October 29, 2004

Love and the single guy

It would seem that the Civil Union Bill has more to do with political expediency on the Labour Government's part (let's do something pragmatic for the crowds at the Big Gay Out, who were doing mass Moonie-like weddings there and all) and a welcome chance for fundamentalists of all ilk to find a stick to beat their particular drum, than with what Mr and Ms Joe/Jo living on the sunny side of Lesbian Street in Gaytown may want.
Even though the proposed Bill is promoted and supported by the usual suspects, there are some rumblings in liberal quarters and among those who live more on the wild side.
A good example of the liberal view (i.e. we want full marriage and adoption rights, not some compromise that satisfies no-one and antagonises everybody else) is David W Young:
The Civil Union Bill is a cowardly half-measure. It will continue to prevent gay couples from adopting children or getting married. Those are the exact two rights that I want. I'd even say they are the only two rights that I want.
Card-carrying lesbian Marilyn Waring suprised a good many white picket fence lesbians with her submission against the Bill and quoted in a Queer Nation interview (quoted by, of all people, the Society For Promotion Of Community Standards. What is the world coming to when busybodies want to stay up late to be offended by queers on TV?):
I don’t want to live in a country that thinks that separate but equal has anything to do with human rights so I am completely opposed to civil unions.
They both have good points, so I'll add my own.
As a good old fashioned ("Ni Dieu, ni maitre") anarchist, I prefer the state out of my private life. Relationships approved by the state rewards them with all sorts of goodies unavailable to single people or in alternative arrangements. And those goodies are what gay people, who want to marry, are after. So in that sense it is a campaign to extend privileges to a variety of couplings between people but denied to anyone who hasn't had the luck to find someone who he/she can stand being with the morning after.

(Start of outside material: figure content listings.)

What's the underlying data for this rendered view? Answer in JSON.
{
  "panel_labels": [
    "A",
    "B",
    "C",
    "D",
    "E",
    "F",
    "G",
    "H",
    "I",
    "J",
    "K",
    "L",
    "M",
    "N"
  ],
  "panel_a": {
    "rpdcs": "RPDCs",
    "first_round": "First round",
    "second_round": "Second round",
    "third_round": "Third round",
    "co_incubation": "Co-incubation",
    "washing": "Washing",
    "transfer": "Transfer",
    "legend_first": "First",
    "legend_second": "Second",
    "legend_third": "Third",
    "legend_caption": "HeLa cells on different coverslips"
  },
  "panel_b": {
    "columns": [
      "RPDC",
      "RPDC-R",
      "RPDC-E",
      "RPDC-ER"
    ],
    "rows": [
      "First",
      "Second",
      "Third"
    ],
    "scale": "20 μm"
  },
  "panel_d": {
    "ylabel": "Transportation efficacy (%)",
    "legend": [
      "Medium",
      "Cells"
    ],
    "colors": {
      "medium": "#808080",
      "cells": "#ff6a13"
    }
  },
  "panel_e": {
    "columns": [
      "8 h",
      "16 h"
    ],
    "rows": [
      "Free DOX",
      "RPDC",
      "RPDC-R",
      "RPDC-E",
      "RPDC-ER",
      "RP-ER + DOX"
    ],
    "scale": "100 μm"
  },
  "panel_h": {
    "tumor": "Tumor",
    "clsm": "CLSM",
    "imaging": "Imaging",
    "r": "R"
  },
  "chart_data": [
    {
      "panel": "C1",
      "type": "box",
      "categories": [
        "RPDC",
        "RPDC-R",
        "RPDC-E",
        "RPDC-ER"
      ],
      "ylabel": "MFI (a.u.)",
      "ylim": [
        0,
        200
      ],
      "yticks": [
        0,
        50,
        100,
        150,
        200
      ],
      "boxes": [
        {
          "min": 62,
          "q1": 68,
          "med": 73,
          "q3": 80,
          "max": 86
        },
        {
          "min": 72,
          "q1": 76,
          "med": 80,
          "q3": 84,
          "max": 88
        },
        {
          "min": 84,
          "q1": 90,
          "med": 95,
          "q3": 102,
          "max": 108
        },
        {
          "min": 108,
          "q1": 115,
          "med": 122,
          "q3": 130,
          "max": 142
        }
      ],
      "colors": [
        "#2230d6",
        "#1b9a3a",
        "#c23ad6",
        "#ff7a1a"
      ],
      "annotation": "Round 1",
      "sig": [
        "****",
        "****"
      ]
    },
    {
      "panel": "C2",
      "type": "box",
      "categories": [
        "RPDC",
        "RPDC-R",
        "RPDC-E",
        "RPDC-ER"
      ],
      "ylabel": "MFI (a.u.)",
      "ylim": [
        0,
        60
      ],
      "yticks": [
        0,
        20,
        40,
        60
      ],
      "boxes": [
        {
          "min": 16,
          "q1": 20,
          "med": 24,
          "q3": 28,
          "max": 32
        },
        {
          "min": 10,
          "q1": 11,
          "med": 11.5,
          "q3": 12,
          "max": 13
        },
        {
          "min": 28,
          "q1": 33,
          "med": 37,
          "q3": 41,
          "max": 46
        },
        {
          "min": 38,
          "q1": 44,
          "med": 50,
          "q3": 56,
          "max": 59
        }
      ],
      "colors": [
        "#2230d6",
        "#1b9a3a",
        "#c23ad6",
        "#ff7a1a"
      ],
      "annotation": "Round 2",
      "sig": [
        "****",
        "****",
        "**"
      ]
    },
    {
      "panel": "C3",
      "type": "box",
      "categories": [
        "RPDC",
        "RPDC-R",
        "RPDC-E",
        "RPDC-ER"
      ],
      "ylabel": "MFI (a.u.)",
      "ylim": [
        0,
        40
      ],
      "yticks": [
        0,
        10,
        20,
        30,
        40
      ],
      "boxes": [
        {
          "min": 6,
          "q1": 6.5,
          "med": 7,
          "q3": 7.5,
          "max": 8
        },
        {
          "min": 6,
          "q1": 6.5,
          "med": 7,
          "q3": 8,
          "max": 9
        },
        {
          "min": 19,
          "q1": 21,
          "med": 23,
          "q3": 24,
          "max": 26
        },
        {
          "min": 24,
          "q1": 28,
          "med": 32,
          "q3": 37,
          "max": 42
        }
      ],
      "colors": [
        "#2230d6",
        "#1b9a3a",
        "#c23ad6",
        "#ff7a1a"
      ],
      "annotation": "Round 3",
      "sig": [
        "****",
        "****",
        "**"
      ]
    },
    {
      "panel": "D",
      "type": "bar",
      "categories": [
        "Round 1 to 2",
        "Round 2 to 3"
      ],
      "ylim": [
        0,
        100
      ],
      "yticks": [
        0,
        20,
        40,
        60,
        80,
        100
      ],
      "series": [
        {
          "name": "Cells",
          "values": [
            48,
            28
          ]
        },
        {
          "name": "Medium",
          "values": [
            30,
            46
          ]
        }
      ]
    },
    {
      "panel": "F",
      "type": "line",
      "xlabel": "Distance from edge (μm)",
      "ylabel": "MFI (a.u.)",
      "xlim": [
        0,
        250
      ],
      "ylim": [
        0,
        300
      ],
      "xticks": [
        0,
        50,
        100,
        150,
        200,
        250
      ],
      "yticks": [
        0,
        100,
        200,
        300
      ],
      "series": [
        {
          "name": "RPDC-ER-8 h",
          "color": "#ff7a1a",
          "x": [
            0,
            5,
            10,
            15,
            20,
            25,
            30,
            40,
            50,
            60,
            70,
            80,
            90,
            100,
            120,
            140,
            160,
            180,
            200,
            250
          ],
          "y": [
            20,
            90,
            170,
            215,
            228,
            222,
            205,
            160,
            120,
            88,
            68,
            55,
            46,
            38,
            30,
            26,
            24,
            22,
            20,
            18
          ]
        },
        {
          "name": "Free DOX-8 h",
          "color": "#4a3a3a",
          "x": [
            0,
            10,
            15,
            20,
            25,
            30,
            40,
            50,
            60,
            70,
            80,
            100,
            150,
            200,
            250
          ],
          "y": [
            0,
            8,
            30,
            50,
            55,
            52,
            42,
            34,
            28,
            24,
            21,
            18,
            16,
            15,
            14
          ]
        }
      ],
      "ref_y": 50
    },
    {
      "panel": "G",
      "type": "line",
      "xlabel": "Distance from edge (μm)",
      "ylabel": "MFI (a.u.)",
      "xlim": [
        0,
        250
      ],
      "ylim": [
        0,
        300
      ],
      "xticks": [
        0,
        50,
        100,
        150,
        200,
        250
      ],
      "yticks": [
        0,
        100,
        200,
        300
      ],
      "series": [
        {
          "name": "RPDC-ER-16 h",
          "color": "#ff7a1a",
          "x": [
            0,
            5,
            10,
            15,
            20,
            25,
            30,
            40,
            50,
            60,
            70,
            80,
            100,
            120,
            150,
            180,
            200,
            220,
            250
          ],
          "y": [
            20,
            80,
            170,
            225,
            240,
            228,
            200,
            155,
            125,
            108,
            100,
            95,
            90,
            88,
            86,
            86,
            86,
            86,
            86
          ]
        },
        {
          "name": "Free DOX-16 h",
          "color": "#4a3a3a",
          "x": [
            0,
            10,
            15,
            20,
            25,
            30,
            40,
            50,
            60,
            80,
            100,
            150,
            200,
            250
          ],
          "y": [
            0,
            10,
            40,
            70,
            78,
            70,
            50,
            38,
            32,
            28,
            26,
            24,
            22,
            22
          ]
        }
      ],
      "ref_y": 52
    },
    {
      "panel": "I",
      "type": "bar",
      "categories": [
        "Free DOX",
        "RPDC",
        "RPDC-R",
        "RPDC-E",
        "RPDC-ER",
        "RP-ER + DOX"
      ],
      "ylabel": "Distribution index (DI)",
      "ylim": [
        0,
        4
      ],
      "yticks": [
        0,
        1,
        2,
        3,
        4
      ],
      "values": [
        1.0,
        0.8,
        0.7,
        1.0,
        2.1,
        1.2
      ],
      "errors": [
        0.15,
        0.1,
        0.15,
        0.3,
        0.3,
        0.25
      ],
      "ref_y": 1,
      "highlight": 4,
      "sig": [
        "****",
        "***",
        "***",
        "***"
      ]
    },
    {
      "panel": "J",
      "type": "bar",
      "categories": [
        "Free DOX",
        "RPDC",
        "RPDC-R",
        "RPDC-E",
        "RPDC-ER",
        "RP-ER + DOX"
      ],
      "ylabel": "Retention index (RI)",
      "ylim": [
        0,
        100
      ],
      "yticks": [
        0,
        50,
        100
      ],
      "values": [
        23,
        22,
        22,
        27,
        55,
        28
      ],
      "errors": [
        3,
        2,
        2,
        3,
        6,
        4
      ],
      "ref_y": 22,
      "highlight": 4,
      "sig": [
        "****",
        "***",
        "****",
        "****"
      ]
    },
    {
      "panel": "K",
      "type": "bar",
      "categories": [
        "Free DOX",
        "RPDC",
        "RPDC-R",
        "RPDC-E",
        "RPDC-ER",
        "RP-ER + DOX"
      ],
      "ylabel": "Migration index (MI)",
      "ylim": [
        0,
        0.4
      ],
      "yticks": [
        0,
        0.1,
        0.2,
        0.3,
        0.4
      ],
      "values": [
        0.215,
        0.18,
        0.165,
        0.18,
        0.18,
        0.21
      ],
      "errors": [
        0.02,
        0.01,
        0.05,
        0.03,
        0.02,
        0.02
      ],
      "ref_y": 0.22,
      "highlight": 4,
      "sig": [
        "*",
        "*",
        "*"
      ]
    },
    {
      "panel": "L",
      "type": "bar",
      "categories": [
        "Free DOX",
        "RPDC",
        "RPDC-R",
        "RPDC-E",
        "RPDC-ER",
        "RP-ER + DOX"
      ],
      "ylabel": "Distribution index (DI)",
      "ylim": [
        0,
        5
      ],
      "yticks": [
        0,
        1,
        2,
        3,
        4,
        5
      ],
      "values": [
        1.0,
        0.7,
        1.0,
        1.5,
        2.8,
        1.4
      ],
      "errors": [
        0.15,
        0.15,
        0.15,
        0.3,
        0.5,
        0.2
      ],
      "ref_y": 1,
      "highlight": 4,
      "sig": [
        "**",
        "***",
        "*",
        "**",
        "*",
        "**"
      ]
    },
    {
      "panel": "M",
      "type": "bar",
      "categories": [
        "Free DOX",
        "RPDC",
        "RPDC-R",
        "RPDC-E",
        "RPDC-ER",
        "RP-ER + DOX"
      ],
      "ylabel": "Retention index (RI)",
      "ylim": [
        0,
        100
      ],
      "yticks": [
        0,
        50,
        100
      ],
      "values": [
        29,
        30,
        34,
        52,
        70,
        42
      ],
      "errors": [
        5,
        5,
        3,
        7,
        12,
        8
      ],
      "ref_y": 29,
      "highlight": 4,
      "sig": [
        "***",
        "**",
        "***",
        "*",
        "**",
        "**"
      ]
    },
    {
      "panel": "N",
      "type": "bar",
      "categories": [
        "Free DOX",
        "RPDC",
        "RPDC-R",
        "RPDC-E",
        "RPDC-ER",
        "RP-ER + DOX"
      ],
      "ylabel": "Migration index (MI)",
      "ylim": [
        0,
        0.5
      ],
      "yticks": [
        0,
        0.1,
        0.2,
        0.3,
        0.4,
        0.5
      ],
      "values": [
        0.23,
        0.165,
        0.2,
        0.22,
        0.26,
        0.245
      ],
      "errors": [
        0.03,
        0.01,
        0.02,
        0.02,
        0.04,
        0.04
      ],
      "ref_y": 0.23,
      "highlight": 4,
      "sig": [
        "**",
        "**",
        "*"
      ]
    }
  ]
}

What should happen is a thorough privatisation of human relationships, and a return of marriage to its original purpose (something akin to what the Romans had): a freely entered into economic contractual arrangement between people. None of that sentimental love or families-are-the-touchstone-of-society, please.
The discrimination not addressed in any form of "marriage" system is against single people. Only when individuals are considered equal, and not inferior to people in a "relationship", there can be progress. Extending privilege is a step backward.